A young couple were thrilled with their new home. They invited the pastor to come round to bless and consecrate it. Together they laid hands on every piece of furniture, offering the whole home up to God for his use. A couple of years down the line, he lost his job, and they lost their beautiful home and everything in it. “Why has this happened to us?” they beseeched their pastor. He could only remind them that they had offered it all up to God. It was his business what he did with it.
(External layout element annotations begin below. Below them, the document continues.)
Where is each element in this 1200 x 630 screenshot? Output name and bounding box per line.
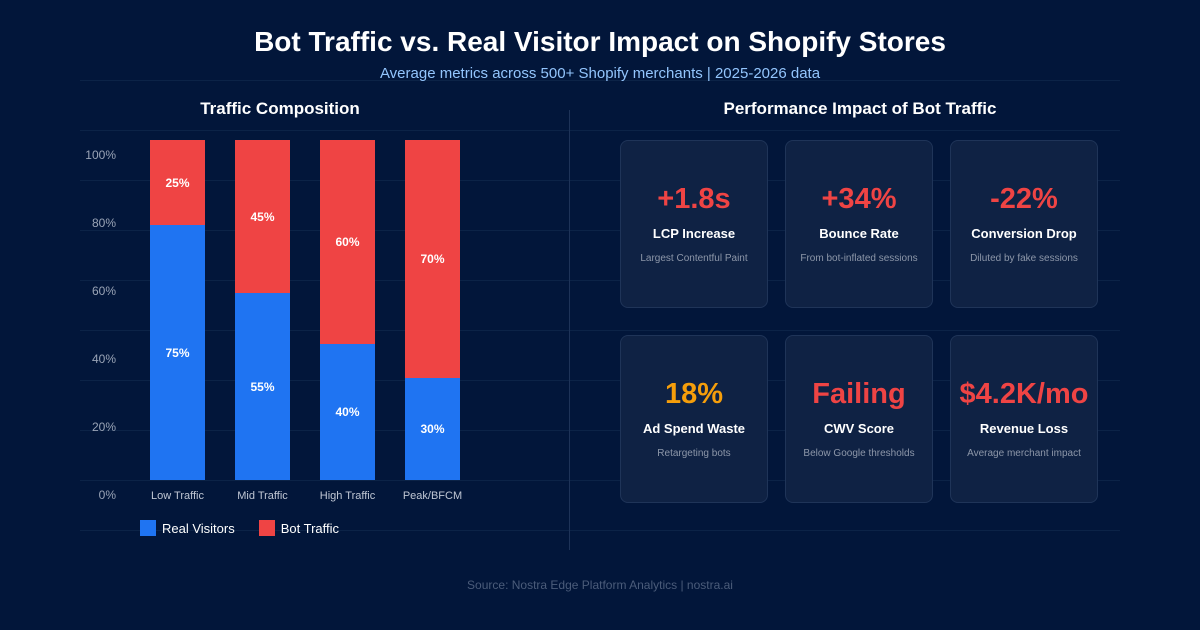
data-label: 60% [335,235,360,249]
bar-segment-real: 30% [405,378,460,480]
page-subtitle: Average metrics across 500+ Shopify merc… [379,65,821,82]
grid-line [80,180,1120,181]
data-label: 70% [420,252,445,266]
metric-description: Diluted by fake sessions [970,253,1078,264]
bar-segment-bot: 25% [150,140,205,225]
y-tick-label: 0% [98,488,116,502]
data-label: 25% [165,175,190,190]
metric-value: Failing [812,378,906,410]
metric-card: Failing CWV Score Below Google thresholds [785,335,933,503]
metric-description: Retargeting bots [657,448,731,459]
grid-line [80,430,1120,431]
grid-line [80,380,1120,381]
metric-value: $4.2K/mo [959,378,1089,410]
divider [569,110,570,550]
chart-title: Traffic Composition [200,99,360,118]
y-tick-label: 60% [91,284,116,298]
y-tick-label: 100% [85,148,116,162]
y-tick-label: 80% [91,216,116,230]
bar-segment-real: 40% [320,344,375,480]
x-tick-label: High Traffic [319,490,376,502]
data-label: 30% [420,422,445,436]
metric-title: Conversion Drop [971,226,1077,241]
page-title: Bot Traffic vs. Real Visitor Impact on S… [254,26,946,57]
bar-segment-bot: 45% [235,140,290,293]
metric-title: Bounce Rate [819,226,899,241]
x-tick-label: Mid Traffic [237,490,288,502]
x-tick-label: Peak/BFCM [402,490,463,502]
metric-description: Largest Contentful Paint [640,253,748,264]
bar-segment-bot: 70% [405,140,460,378]
metric-description: Average merchant impact [967,448,1081,459]
grid-line [80,280,1120,281]
metric-description: Below Google thresholds [803,448,915,459]
data-label: 40% [335,405,360,419]
metric-value: +34% [821,183,897,215]
y-tick-label: 40% [91,352,116,366]
metric-card: +34% Bounce Rate From bot-inflated session… [785,140,933,308]
metric-card: $4.2K/mo Revenue Loss Average merchant imp… [950,335,1098,503]
metric-title: CWV Score [823,421,895,436]
metric-card: +1.8s LCP Increase Largest Contentful Pain… [620,140,768,308]
metric-title: Revenue Loss [979,421,1069,436]
grid-line [80,480,1120,481]
y-tick-label: 20% [91,420,116,434]
metric-value: -22% [990,183,1058,215]
bar-segment-real: 75% [150,225,205,480]
source-footer: Source: Nostra Edge Platform Analytics |… [467,578,733,592]
metric-value: 18% [664,378,724,410]
metrics-title: Performance Impact of Bot Traffic [723,99,997,118]
grid-line [80,330,1120,331]
metric-title: Ad Spend Waste [642,421,746,436]
data-label: 75% [165,345,190,360]
metric-description: From bot-inflated sessions [800,253,918,264]
metric-title: LCP Increase [652,226,736,241]
chart-legend: Real Visitors Bot Traffic [140,520,339,536]
data-label: 45% [250,209,275,224]
bar-segment-bot: 60% [320,140,375,344]
bar-segment-real: 55% [235,293,290,480]
data-label: 55% [250,379,275,394]
legend-swatch-bot [258,520,275,536]
x-tick-label: Low Traffic [151,490,204,502]
metric-value: +1.8s [657,183,731,215]
grid-line [80,530,1120,531]
grid-line [80,130,1120,131]
grid-line [80,80,1120,81]
legend-swatch-real [140,520,156,536]
metric-card: 18% Ad Spend Waste Retargeting bots [620,335,768,503]
legend-label-real: Real Visitors [162,520,235,536]
metric-card: -22% Conversion Drop Diluted by fake sessi… [950,140,1098,308]
legend-label-bot: Bot Traffic [280,520,340,536]
grid-line [80,230,1120,231]
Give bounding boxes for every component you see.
Judah too, learned that lesson. He had offered himself as guarantor for the safety of his young brother Benjamin. I’m sure he had no idea that that would be required of him. Yet when push came to shove, he indeed offered himself to serve as a slave to Joseph (Genesis 44:33-34) in place of Benjamin, when the silver cup had been found in his sack. He was willing to redeem his brother by offering up his own life. Just like his descendent – the Lion of the Tribe of Judah – who not only was willing, but went all the way to the cross to pay for our sins, that we might have true freedom. Unlike Jesus, in the end it was not required of him.
How many hymns and spiritual songs encourage us to ‘offer up our lives as a living sacrifice’ or to ‘surrender all’ or to declare that we are ‘wholly available’ and ‘laying it all down’ to his service? And when we sing them, do we really mean it? And what if God took us up on the offer? What if he took everything we say we are offering? Would we still mean it then?